Where critical realism ends and before it starts, there is meta Reality. In this discussion, I speak with the authority of my own voice and understanding, as inspired and taught by elders of the discipline.
The human world and social order is a fragmented and divided phenomenon. Our history has seen the emergence of an order where economic, cultural, racial and engendered conceptions have lead to bloodshed, the enrichment of some and oppression of others.
Critical realism successfully unpacks the inter-play between structures, culture and agency and how the four categories mentioned above, frame for us a possibly unstable definition of ‘human civilization.’
In Africa, European colonialism saw the agency of settlers and structures of commercial and missionary entities overthrow the cultural mode of living among the indigenous people. Almost 500 years later, after the toppling of apartheid in South Africa, it remains difficult to distinguish between class and ‘racial’ inequalities among citizens.
We clearly are able to identify those agents, structures and cultures which collectively (via their inter-play) promote dualism among citizens and communities. Dualism promotes notions of privilege, prejudice and separation.
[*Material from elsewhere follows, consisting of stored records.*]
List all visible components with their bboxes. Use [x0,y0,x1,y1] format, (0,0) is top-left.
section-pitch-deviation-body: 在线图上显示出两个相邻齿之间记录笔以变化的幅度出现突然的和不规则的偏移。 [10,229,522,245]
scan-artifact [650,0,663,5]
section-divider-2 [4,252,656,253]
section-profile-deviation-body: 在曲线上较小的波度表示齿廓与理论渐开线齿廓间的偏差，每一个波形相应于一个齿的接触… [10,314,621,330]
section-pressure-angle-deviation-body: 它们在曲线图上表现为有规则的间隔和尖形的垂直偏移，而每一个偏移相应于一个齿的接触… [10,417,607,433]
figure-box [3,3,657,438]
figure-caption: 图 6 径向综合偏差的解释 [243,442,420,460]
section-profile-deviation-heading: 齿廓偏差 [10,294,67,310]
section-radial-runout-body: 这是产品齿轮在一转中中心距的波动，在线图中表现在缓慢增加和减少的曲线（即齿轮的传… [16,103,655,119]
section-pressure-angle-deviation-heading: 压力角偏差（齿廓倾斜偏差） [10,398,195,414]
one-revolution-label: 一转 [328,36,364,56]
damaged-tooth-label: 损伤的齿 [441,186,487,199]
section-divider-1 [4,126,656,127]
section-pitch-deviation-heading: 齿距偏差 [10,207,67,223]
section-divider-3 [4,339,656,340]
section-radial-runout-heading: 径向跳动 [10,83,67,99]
This is where meta Reality enters…or, re-enters the equation. As inspired by Roy Bhaskar, we may now acknowledge in an ontological manner, the underlying principles (or principle) which are/is the foundation of reality as we know it.
In order to acknowledge existence of a stratified reality, we must also acknowledge those unifying principles upon which it divides itself.
In the social sciences and education, it is not difficult to identify non-dual principles which may inform a non-dualistic, ontological outlook. For example, when a literacy facilitator augments her teaching to disciplinary or faculty-based theories and concepts in her instruction, non-dualism as a methodology is employed.
More broadly speaking, when South Africans look beneath racial conceptions of self, and seek commonalities in culture, non-dualistic modes of self-identity are applied. Those unifying principles and concepts assist our conception of the meta Reality…a conception which supersedes yet is also the foundation of the stratified world.
LOVE is the underlying foundational principle which may advocate a methodology of non-dualism. Love unites a family, an individual with her passion and communities which strive for egalitarianism.
Yet, we have to be aware that there are those who resist love, for the purpose of perpetuating dualism among and between agents according to conceptions of race, culture, gender and class. Dualism benefits those who deliberately aim to divide and rule, either individually or as collectives.